In code, it seems like a single-dimensional array of 4 2-dimensional
arrays would be fine. For example, assuming your data is floating point
doubles:

double[][,] tables = new double[][,] { new double[9,9], new
double[9,9], new double[9,9], new double[9,9] };

There are lots of other ways to store the data as well. Which is truly
best depends somewhat on how you actually want to use the data.

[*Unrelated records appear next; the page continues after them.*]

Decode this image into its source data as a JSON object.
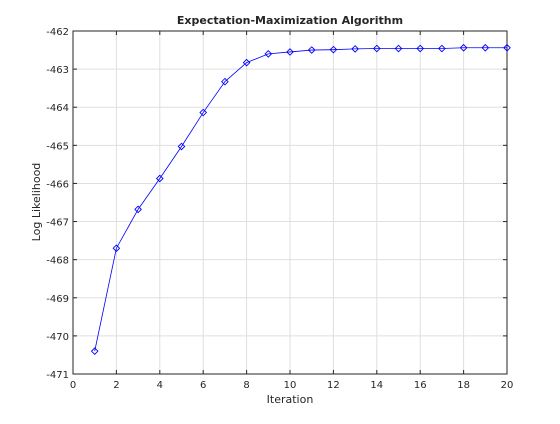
{
  "chart_data": {
    "type": "line",
    "title": "Expectation-Maximization Algorithm",
    "xlabel": "Iteration",
    "ylabel": "Log Likelihood",
    "xlim": [
      0,
      20
    ],
    "ylim": [
      -471,
      -462
    ],
    "xticks": [
      0,
      2,
      4,
      6,
      8,
      10,
      12,
      14,
      16,
      18,
      20
    ],
    "yticks": [
      -471,
      -470,
      -469,
      -468,
      -467,
      -466,
      -465,
      -464,
      -463,
      -462
    ],
    "grid": true,
    "marker": "diamond",
    "line_color": "#0000ff",
    "series": [
      {
        "x": [
          1,
          2,
          3,
          4,
          5,
          6,
          7,
          8,
          9,
          10,
          11,
          12,
          13,
          14,
          15,
          16,
          17,
          18,
          19,
          20
        ],
        "values": [
          -470.4,
          -467.7,
          -466.68,
          -465.87,
          -465.03,
          -464.14,
          -463.33,
          -462.83,
          -462.6,
          -462.55,
          -462.5,
          -462.49,
          -462.47,
          -462.46,
          -462.46,
          -462.46,
          -462.46,
          -462.44,
          -462.44,
          -462.44
        ]
      }
    ]
  }
}
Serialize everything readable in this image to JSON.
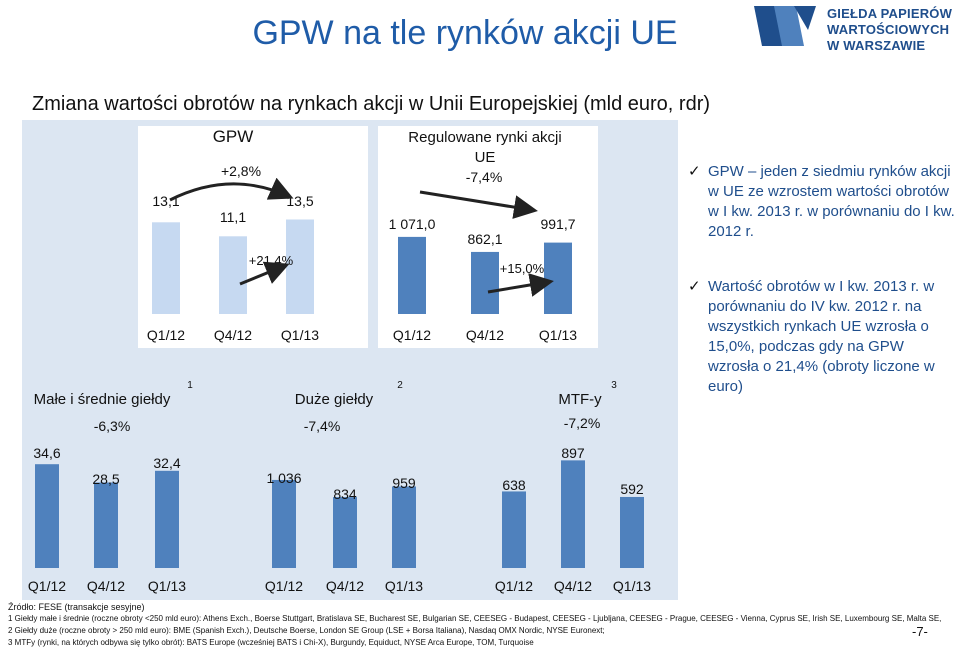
{
  "page": {
    "title": "GPW na tle rynków akcji UE",
    "subtitle": "Zmiana wartości obrotów na rynkach akcji w Unii Europejskiej (mld euro, rdr)",
    "page_number": "-7-"
  },
  "logo": {
    "lines": [
      "GIEŁDA PAPIERÓW",
      "WARTOŚCIOWYCH",
      "W WARSZAWIE"
    ],
    "colors": {
      "primary": "#1f4e8c",
      "accent": "#4f81bd"
    }
  },
  "colors": {
    "gpw_bar": "#c6d9f1",
    "eu_bar": "#4f81bd",
    "panel_bg": "#dce6f2",
    "title_blue": "#1f5ca8",
    "text_blue": "#1f4e8c"
  },
  "chart_data": [
    {
      "type": "bar",
      "title": "GPW",
      "categories": [
        "Q1/12",
        "Q4/12",
        "Q1/13"
      ],
      "values": [
        13.1,
        11.1,
        13.5
      ],
      "data_labels": [
        "13,1",
        "11,1",
        "13,5"
      ],
      "annotations": [
        {
          "text": "+2,8%",
          "from": "Q1/12",
          "to": "Q1/13"
        },
        {
          "text": "+21,4%",
          "from": "Q4/12",
          "to": "Q1/13"
        }
      ]
    },
    {
      "type": "bar",
      "title": "Regulowane rynki akcji UE",
      "categories": [
        "Q1/12",
        "Q4/12",
        "Q1/13"
      ],
      "values": [
        1071.0,
        862.1,
        991.7
      ],
      "data_labels": [
        "1 071,0",
        "862,1",
        "991,7"
      ],
      "annotations": [
        {
          "text": "-7,4%",
          "from": "Q1/12",
          "to": "Q1/13"
        },
        {
          "text": "+15,0%",
          "from": "Q4/12",
          "to": "Q1/13"
        }
      ]
    },
    {
      "type": "bar",
      "title": "Małe i średnie giełdy",
      "footnote": "1",
      "categories": [
        "Q1/12",
        "Q4/12",
        "Q1/13"
      ],
      "values": [
        34.6,
        28.5,
        32.4
      ],
      "data_labels": [
        "34,6",
        "28,5",
        "32,4"
      ],
      "annotations": [
        {
          "text": "-6,3%"
        }
      ]
    },
    {
      "type": "bar",
      "title": "Duże giełdy",
      "footnote": "2",
      "categories": [
        "Q1/12",
        "Q4/12",
        "Q1/13"
      ],
      "values": [
        1036,
        834,
        959
      ],
      "data_labels": [
        "1 036",
        "834",
        "959"
      ],
      "annotations": [
        {
          "text": "-7,4%"
        }
      ]
    },
    {
      "type": "bar",
      "title": "MTF-y",
      "footnote": "3",
      "categories": [
        "Q1/12",
        "Q4/12",
        "Q1/13"
      ],
      "values": [
        638,
        897,
        592
      ],
      "data_labels": [
        "638",
        "897",
        "592"
      ],
      "annotations": [
        {
          "text": "-7,2%"
        }
      ]
    }
  ],
  "bullets": [
    "GPW – jeden z siedmiu rynków akcji w UE ze wzrostem wartości obrotów w I kw. 2013 r. w porównaniu do I kw. 2012 r.",
    "Wartość obrotów w I kw. 2013 r. w porównaniu do IV kw. 2012 r. na wszystkich rynkach UE wzrosła o 15,0%, podczas gdy na GPW wzrosła o 21,4% (obroty liczone w euro)"
  ],
  "footer": {
    "source": "Źródło: FESE (transakcje sesyjne)",
    "notes": [
      "1 Giełdy małe i średnie (roczne obroty <250 mld euro): Athens Exch., Boerse Stuttgart, Bratislava SE, Bucharest SE, Bulgarian SE, CEESEG - Budapest, CEESEG - Ljubljana, CEESEG - Prague, CEESEG - Vienna, Cyprus SE, Irish SE, Luxembourg SE, Malta SE,",
      "2 Giełdy duże (roczne obroty > 250 mld euro): BME (Spanish Exch.), Deutsche Boerse, London SE Group (LSE + Borsa Italiana), Nasdaq OMX Nordic, NYSE Euronext;",
      "3 MTFy (rynki, na których odbywa się tylko obrót): BATS Europe (wcześniej BATS i Chi-X), Burgundy, Equiduct, NYSE Arca Europe, TOM, Turquoise"
    ]
  }
}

I wouldn't use a Datagrid unless there was some specific functionality
in the Datagrid that you specifically needed. Just because you were
using Excel before, that doesn't mean that the data needs to be in any
sort of Excel-like object when it's entirely contained within the
application.

As far as saving goes, you have a variety of options, but one of the
simplest is to put the data in your applications settings and use the
Properties.Settings.Default class to read and write them. That way your
code only has to deal with the in-memory representation, and all of the
serialization is handled for you.

The array of doubles won't automatically serialize, so probably the best
thing to do there is write some custom code that writes to a
StringWriter based on a StringBuilder, and then save the resulting
string in the application settings. Then you can reverse the process,
using a StringReader to parse data from the string retrieved from the
application settings.

If you use XML, you can use the XmlWriter and XmlReader classes to
format the data as XML when saving and parse the XML when reading it
back in.

All of the above can work using StreamWriter and StreamReader with a
file instead.

Basically, once you've figured out what format in which you want to
store the data, you should be able to store that to a file or to the
application settings, however you prefer. You have a small amount of
data and there may be some benefit in leaving it human-readable, so IMHO
converting the data to text and saving it that way would work well. But
there's no requirement that you do it that way if you feel a different
format would work better (though, storing it as text does make the
application settings method easier).

Pete
 
Thankyou for your reply Pete. Very informative. Plenty for me to read
and learn. Should keep me bussy for a while.